In the long run, good code makes everyone much happier than code that is bad because people are being "nice" and letting things slide in code review to avoid confrontation.
...but seriously... there was the "up until 1850" LLM or whatever... can we make an "up until 1920 => 1990 [pre-internet] => present day" and then keep prodding the "older ones" until they "invent their way" to the newer years?
We knew more in 1920 than we did in 1850, but can a "thinking machine" of 1850-knowledge invent 1860's knowledge via infinite monkeys theorem/practice?
The same way that in 2025/2026, Knuth has just invented his way to 2027-knowledge with this paper/observation/finding?

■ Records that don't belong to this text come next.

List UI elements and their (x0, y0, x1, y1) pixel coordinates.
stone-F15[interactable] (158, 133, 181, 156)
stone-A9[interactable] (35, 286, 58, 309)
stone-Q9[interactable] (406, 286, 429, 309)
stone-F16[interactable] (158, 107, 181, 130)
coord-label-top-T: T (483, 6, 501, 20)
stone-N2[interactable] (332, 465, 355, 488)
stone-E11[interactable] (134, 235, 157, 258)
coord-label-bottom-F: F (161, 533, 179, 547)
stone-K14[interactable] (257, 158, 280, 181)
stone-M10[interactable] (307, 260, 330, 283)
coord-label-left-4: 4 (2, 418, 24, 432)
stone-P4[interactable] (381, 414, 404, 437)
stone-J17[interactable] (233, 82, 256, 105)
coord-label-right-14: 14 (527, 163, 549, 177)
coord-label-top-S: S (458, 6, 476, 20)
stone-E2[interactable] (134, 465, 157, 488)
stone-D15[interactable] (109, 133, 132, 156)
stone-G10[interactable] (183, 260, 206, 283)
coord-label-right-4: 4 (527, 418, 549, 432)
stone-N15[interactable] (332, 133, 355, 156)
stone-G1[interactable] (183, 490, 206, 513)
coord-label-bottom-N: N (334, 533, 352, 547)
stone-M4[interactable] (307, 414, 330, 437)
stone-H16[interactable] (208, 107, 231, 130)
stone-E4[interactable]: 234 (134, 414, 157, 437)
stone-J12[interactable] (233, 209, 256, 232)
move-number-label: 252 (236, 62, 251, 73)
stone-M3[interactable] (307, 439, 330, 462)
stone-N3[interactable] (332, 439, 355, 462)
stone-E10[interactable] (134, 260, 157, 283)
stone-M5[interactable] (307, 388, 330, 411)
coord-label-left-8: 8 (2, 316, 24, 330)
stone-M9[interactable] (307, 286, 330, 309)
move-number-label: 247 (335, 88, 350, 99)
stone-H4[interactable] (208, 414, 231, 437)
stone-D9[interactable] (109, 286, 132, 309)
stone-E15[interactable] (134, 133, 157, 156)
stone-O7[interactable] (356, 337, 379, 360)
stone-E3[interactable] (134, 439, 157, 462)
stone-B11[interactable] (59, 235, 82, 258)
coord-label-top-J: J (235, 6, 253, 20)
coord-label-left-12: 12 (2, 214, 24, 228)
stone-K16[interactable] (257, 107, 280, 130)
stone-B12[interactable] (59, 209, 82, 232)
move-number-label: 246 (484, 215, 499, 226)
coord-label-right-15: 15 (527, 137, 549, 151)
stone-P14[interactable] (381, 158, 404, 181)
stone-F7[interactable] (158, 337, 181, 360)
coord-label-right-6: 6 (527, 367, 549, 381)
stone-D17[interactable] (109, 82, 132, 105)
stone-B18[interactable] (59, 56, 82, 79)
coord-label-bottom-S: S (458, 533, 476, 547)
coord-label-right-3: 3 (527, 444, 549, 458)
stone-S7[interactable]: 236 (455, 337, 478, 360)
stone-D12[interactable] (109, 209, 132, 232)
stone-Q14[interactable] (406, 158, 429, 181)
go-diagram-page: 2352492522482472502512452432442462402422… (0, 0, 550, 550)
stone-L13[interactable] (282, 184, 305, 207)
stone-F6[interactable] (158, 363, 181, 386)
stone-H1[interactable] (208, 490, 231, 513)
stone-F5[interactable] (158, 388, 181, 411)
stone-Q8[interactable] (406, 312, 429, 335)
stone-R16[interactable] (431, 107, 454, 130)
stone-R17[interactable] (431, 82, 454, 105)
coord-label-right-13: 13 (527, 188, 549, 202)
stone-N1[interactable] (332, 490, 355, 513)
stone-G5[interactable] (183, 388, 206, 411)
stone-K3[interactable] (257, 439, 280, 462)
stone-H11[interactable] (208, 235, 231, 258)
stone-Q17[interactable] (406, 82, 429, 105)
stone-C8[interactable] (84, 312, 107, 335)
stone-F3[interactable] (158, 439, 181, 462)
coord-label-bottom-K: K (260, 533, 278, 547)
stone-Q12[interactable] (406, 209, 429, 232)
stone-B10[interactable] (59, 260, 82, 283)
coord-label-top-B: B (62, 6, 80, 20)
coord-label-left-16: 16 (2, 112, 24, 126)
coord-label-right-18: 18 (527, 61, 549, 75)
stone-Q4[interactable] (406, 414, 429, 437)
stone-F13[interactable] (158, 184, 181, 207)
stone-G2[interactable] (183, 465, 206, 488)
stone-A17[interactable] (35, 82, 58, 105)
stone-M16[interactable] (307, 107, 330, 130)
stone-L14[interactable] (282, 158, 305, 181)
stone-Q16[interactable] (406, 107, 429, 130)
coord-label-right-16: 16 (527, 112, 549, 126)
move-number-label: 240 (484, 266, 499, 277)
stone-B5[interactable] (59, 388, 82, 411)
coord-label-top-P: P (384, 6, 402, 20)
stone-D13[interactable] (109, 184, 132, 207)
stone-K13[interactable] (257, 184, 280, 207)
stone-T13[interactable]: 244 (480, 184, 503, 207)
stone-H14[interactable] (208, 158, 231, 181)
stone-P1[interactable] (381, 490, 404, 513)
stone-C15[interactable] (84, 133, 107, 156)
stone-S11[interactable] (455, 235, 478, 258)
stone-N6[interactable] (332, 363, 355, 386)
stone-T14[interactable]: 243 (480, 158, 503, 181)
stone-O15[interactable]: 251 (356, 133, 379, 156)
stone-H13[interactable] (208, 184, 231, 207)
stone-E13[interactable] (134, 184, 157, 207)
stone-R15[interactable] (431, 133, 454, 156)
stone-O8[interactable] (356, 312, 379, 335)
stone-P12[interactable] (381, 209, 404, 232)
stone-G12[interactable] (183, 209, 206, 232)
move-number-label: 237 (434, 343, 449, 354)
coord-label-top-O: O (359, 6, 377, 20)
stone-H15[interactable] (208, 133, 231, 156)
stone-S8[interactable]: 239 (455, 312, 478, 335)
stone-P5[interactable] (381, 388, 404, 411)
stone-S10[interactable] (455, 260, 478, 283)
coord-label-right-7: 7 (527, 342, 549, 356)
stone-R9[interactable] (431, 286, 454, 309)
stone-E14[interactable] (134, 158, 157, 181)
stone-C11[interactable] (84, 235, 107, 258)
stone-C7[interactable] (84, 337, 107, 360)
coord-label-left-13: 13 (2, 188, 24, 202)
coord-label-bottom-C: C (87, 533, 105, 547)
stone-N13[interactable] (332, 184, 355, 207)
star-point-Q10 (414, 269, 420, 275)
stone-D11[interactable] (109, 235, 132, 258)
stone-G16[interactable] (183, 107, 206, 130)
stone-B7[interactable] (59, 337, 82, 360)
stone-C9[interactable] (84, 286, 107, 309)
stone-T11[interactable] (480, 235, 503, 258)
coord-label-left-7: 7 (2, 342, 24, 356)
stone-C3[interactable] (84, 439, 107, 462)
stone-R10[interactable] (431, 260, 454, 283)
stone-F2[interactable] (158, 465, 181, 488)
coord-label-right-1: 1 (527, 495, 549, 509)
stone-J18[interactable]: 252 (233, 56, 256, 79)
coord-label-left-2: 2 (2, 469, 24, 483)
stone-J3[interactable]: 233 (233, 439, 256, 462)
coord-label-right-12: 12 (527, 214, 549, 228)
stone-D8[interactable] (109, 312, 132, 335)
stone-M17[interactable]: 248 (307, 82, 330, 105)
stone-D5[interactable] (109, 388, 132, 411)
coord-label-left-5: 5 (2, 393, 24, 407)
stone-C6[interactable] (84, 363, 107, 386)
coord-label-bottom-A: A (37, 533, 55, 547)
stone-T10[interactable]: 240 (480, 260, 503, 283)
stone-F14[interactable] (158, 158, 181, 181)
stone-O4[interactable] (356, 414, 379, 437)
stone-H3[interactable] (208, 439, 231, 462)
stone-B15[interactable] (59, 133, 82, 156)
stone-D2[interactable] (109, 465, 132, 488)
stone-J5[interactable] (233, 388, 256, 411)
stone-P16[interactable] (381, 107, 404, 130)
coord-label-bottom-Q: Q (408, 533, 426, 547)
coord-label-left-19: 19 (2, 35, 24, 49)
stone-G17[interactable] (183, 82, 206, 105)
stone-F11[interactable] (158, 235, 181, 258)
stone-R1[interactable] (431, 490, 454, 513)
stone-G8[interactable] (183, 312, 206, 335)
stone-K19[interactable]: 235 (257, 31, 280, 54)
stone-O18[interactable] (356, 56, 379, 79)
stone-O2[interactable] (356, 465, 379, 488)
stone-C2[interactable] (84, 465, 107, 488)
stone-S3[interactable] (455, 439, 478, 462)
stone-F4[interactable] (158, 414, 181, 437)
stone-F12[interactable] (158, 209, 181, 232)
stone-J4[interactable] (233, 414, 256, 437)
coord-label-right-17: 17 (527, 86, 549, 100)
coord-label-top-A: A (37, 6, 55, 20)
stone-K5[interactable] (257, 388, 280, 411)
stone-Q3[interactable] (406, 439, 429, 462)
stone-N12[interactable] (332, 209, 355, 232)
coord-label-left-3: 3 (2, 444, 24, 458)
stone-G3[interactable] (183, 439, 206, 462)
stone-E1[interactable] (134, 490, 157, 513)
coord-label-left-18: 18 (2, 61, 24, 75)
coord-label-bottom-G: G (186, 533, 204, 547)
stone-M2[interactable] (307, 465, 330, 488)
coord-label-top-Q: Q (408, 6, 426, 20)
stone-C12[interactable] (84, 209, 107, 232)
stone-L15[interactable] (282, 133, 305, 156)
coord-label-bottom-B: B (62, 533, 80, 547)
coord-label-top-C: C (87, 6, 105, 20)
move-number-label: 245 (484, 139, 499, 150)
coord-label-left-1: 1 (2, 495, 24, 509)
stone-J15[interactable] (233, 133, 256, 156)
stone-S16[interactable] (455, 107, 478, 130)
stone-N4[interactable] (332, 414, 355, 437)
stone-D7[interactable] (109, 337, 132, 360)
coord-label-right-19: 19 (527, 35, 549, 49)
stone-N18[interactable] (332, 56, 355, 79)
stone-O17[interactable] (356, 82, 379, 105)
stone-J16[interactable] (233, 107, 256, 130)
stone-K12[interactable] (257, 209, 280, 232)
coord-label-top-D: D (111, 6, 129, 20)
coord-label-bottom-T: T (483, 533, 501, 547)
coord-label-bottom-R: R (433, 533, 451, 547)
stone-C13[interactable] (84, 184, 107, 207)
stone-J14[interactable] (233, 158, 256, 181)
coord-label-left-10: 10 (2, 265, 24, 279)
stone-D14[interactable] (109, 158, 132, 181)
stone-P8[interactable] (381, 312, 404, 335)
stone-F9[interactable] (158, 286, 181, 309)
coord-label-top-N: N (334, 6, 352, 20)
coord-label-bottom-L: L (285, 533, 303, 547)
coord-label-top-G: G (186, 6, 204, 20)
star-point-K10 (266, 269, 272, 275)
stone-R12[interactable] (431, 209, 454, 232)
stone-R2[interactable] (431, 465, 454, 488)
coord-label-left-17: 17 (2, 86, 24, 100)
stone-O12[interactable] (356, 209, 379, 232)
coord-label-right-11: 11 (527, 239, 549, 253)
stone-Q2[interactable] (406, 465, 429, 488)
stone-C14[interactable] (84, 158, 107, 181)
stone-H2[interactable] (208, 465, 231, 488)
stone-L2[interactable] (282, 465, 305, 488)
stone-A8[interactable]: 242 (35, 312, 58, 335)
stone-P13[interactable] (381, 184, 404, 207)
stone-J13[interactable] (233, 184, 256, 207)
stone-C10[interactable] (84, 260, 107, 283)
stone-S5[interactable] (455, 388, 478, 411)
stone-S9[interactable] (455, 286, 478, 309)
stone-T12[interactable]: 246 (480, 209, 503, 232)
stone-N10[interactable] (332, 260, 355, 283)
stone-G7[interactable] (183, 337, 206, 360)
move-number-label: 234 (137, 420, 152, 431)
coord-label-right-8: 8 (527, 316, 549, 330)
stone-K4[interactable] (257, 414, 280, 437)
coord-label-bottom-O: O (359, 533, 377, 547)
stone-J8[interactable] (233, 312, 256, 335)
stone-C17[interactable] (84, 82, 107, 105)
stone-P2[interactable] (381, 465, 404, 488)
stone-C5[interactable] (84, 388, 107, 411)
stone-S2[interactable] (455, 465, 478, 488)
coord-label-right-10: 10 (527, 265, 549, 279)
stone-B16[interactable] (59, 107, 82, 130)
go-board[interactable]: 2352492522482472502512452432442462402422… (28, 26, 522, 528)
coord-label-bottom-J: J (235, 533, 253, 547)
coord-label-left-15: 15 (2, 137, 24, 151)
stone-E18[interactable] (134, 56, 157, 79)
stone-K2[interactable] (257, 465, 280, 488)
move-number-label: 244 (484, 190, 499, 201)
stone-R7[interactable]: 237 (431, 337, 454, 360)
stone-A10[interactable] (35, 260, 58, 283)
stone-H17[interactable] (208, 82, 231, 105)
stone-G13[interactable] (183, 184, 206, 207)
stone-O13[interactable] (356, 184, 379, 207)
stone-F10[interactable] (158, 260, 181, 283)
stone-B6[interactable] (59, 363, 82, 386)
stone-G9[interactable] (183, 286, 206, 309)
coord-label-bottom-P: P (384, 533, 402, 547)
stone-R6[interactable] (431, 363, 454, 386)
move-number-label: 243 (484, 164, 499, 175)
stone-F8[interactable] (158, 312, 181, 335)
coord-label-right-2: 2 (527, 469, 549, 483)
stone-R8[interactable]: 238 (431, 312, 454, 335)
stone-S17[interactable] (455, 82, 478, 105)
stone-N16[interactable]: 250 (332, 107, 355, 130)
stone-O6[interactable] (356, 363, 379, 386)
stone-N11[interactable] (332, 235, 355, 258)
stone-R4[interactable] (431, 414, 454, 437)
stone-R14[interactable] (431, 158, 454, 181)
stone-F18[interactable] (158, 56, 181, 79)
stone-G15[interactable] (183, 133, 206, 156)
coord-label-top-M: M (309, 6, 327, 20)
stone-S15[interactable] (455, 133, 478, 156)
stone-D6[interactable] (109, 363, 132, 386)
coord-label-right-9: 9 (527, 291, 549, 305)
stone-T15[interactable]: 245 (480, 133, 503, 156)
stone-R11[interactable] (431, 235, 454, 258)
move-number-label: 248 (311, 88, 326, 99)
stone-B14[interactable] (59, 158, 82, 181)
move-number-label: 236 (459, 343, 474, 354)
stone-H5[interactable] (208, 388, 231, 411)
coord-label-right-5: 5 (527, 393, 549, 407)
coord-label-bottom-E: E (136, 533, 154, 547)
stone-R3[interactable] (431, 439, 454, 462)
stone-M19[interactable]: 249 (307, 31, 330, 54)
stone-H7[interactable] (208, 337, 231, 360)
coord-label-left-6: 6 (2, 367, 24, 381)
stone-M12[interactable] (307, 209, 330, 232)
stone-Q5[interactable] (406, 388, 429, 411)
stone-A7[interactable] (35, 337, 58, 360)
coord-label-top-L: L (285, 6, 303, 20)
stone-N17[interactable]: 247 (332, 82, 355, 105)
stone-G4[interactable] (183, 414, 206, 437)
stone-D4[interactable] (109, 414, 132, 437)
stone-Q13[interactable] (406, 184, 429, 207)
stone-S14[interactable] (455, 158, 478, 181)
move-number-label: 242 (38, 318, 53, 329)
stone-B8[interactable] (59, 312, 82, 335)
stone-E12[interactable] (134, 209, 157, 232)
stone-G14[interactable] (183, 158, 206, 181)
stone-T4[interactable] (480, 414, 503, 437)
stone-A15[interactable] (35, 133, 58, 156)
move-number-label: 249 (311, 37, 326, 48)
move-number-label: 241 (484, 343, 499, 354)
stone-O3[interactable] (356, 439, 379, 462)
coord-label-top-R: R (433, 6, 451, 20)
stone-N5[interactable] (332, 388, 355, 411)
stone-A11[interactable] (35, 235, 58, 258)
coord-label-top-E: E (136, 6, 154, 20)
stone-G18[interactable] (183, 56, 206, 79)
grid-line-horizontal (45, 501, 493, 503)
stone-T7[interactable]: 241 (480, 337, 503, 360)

If I only had a beowulf cluster of these things... ;-)
But a query optimizer only matters once you have an established business with large customers.
You seem to be implying Salesforce’s business is successful because they have their own query optimizer. But the causality is reversed. Salesforce has their own query optimizer because they’ve built a successful business.
My point is that a lot of people think it'd be really easy to build the next Salesforce until they actually try to compete with Salesforce in the market. Like it or not, if you want to build a Salesforce competitor (or try to get your company to build its own) you're going to be compared to actual Salesforce, not the version of Salesforce that existed when the market was new.
Unfortunately, it is not, and many of its attempts at mathematical proofs have major flaws. You shouldn't trust its proofs unless you are already able to evaluate them--which I think is pretty much all the OP is saying.